# TCP Socket Programming in FreeBSD



## rRchandraKmpati (Feb 12, 2011)

Hi, I am new to FreeBSD, recently installed and working on it. I am writing a perl script to communicate between FreeBSD and Linux system. When I am trying to initiate a TCP socket request from Linux, there is no response from the FreeBSD system.

Is there any architectural difference in SOCKETS?

Thank you,


----------



## codeWarrior (Feb 13, 2011)

No... a socket is a socket is a socket when it comes to TCP... that's the nice thing about standards... 

Is your remote FreeBSD firewalled ?

Is your local Linux firewalled -- preventing outbound TCP connections ? 

Can you "ping" the remote FreeBSD from your local Linux box ? 

Does your socket script really work ? Can you use your socket script to connect to a listener on localhost ?


----------



## qsecofr (Feb 14, 2011)

> Can you "ping" the remote FreeBSD from your local Linux box ?


More specifically, on the FreeBSD host is there a listener on the same port you're attempting to connect to?


----------



## kpedersen (Feb 14, 2011)

codeWarrior said:
			
		

> No... a socket is a socket is a socket when it comes to TCP... that's the nice thing about standards...
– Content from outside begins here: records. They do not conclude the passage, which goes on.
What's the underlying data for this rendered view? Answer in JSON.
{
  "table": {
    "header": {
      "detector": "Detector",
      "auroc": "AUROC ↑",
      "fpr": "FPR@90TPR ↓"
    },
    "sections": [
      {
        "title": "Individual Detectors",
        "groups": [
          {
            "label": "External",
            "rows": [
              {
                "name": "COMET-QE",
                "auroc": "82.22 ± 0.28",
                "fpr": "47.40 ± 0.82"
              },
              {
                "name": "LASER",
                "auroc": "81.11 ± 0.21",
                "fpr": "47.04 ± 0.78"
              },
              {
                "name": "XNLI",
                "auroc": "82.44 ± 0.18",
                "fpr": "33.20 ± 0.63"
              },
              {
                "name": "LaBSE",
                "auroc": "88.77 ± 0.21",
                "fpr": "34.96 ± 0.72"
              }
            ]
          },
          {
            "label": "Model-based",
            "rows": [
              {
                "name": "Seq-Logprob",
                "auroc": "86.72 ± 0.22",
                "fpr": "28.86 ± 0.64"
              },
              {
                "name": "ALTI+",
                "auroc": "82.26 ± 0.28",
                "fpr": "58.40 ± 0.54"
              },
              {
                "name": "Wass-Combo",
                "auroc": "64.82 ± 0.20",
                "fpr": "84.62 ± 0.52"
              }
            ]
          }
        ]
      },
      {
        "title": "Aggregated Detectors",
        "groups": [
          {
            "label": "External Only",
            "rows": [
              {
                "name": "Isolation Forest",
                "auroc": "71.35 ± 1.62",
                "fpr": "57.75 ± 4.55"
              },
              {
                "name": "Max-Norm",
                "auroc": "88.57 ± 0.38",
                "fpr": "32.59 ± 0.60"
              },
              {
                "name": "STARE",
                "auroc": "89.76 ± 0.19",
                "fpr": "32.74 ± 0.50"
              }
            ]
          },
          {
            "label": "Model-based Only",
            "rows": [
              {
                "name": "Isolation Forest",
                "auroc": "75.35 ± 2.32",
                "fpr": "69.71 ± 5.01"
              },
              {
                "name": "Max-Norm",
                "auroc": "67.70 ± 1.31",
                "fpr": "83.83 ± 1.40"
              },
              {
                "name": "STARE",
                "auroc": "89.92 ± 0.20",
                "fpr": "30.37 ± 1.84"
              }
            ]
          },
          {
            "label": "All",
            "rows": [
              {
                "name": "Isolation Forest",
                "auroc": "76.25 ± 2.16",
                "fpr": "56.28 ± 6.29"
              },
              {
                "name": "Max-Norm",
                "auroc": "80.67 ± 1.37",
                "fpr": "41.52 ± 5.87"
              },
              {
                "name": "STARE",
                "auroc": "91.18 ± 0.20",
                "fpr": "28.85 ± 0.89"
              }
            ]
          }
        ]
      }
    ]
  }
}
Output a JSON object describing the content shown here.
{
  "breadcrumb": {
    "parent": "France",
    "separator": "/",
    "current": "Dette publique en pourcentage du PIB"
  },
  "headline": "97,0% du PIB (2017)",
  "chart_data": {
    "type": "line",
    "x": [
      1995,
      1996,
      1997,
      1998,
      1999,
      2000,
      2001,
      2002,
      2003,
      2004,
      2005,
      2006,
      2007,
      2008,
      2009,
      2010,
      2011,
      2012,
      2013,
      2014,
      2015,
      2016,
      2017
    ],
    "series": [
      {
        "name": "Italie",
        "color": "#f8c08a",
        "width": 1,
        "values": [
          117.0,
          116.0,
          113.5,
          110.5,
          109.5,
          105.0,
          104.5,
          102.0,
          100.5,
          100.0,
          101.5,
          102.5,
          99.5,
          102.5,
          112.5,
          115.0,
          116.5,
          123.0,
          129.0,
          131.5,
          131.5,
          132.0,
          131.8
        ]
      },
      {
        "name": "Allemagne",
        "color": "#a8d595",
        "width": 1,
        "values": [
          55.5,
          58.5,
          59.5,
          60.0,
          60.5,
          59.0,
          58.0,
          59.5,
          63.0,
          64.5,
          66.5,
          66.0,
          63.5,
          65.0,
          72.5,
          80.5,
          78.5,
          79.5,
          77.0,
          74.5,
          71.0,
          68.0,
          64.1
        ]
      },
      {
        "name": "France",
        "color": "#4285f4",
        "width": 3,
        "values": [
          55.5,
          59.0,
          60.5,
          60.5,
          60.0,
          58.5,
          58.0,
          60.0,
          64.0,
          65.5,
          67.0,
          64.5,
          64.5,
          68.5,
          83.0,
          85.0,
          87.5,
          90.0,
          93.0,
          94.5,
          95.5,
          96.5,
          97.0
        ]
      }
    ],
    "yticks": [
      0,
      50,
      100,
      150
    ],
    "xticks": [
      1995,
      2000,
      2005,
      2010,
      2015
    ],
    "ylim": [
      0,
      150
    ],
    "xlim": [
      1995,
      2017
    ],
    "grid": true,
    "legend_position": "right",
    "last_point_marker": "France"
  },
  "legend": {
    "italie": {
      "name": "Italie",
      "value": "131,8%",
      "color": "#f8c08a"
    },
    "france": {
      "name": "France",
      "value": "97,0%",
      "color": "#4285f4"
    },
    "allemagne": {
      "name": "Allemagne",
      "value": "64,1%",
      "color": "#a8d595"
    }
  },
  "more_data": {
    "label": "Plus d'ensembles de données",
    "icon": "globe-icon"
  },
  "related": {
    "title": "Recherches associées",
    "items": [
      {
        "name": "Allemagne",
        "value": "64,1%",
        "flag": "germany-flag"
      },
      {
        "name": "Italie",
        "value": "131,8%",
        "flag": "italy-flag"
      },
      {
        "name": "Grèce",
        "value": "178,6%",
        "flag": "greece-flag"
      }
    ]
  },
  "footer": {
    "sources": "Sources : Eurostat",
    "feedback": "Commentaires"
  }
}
Or at least a socket is a socket once you call WSAStartup(...) on Windows too


----------



## rRchandraKmpati (Feb 15, 2011)

I don't know how to check the firewall in BSD, on other hand I am able to ping and do SSH to BSD system from Linux PC. By the way I am using I able to bind sockets from the same Linux box to Windows as well.


----------



## rRchandraKmpati (Feb 15, 2011)

codeWarrior said:
			
		

> No... a socket is a socket is a socket when it comes to TCP... that's the nice thing about standards...
> 
> Is your remote FreeBSD firewalled ?
> 
> ...



HI,
Thankyou I think the problem is solved...It is because of "Firewall", Thankyou sooo much


----------